フランスのエマニュエル・マクロン大統領は23日、ブリジット夫人に関する「男性説」の流布が虚偽であるとして、米国の女性インフルエンサーを名誉毀損で提訴しました。複数の欧米メディアがこの訴訟を報じており、マクロン氏らは「視聴者数を増やし、金銭を稼ぐために誹謗中傷を行っており、これは容認できない」と厳しく批判しています。
虚偽情報拡散の経緯と主張内容
マクロン大統領夫妻が米デラウェア州の裁判所に訴えを起こしたのは、キャンディス・オーウェンス氏です。英紙ガーディアンによると、オーウェンス氏は自身のポッドキャスト「Becoming Brigitte(ブリジットになる)」と題した全8回のシリーズの中で、「ブリジット氏は男性として生まれ、後に他人の身分を盗んで『ブリジット』になった」と主張していました。
オーウェンス氏はさらに、マクロン大統領とブリジット夫人には血縁関係があり近親相姦にあたる、またマクロン氏が米中央情報局(CIA)によって作り出された大統領であるなど、複数の根拠のない主張を展開しています。2024年には、オーウェンス氏自身が「ブリジット氏が男性であることに自分の職業的評判の全てをかける」とまで明言していました。これに対し、英紙フィナンシャル・タイムズは、マクロン氏らが裁判所に出廷する用意があることを報じています。

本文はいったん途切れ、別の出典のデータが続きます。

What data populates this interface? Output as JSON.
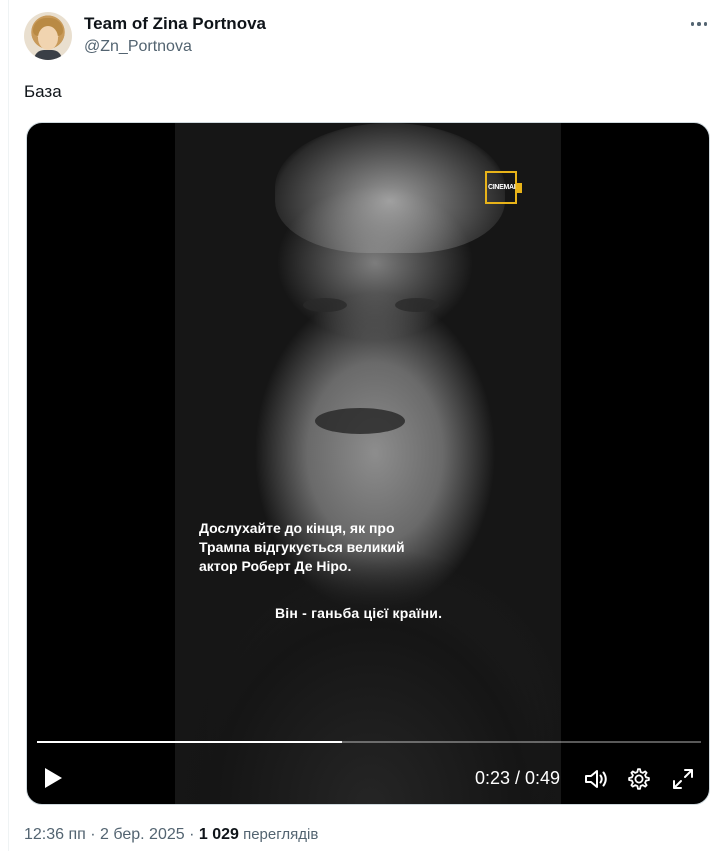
{
  "tweet": {
    "author_name": "Team of Zina Portnova",
    "author_handle": "@Zn_Portnova",
    "text": "База",
    "timestamp": "12:36 пп · 2 бер. 2025 · ",
    "views_count": "1 029",
    "views_label": " переглядів"
  },
  "video": {
    "watermark": "CINEMAIS",
    "subtitle_intro": "Дослухайте до кінця, як про Трампа відгукується великий актор Роберт Де Ніро.",
    "subtitle_line": "Він - ганьба цієї країни.",
    "current_time": "0:23",
    "duration": "0:49",
    "time_display": "0:23 / 0:49",
    "progress_fraction": 0.46
  },
  "icons": {
    "more": "more-horizontal-icon",
    "play": "play-icon",
    "volume": "volume-icon",
    "settings": "gear-icon",
    "fullscreen": "fullscreen-icon"
  },
  "colors": {
    "text_primary": "#0f1419",
    "text_secondary": "#536471",
    "watermark_accent": "#e8b319"
  }
}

日本におけるこのような虚偽情報の流布は、深刻な社会問題となっています。インターネットやSNSの普及により、真偽不明な情報が瞬く間に拡散される現代において、今回の訴訟は、個人に対する誹謗中傷やデマの責任を問う重要な事例となるでしょう。
マクロン仏大統領夫妻の虚偽情報に関する訴訟
「ブリジット氏男性説」を巡っては、フランス国内でも同様の訴訟が進行しており、一度は名誉毀損を認めた一審判決が覆されたため、ブリジット夫人は現在も上級審で訴えを続けています。
ブリジット夫人の背景と夫妻の関係を巡る憶測
ブリジット夫人はマクロン大統領の高校時代の恩師であり、年齢はマクロン氏より25歳年上です。マクロン氏と出会った時点ですでに3人の子供がいましたが、その後離婚しマクロン氏と結婚しました。
最近では、夫妻の関係を巡る様々な憶測も報じられています。今年5月にベトナムに到着した際の専用機内で、ブリジット夫人がマクロン氏の顔を両手で押し上げる映像が流出。また、今月8日には、国賓として訪問した英国への到着時に専用機からタラップを降りる際、マクロン氏が差し出した手をブリジット夫人が「無視」したとする様子が報じられ、欧州では夫妻の不仲説が浮上していました。これらの報道は、今回の名誉毀損訴訟とは直接関係ありませんが、夫妻への関心の高さを示しています。
まとめ
今回の提訴は、公人が虚偽の情報を拡散するインフルエンサーに対し、名誉毀損の責任を追及する明確な意思表示と言えます。特に、インターネット上でのデマや陰謀論が社会に与える影響が大きくなっている現代において、真実に基づかない情報によって個人の名誉が傷つけられることに対する法的措置の重要性を示唆しています。この訴訟の行方は、今後のデジタル時代の情報倫理や、表現の自由と個人の尊厳のバランスを考える上で、国際的な注目を集めることになるでしょう。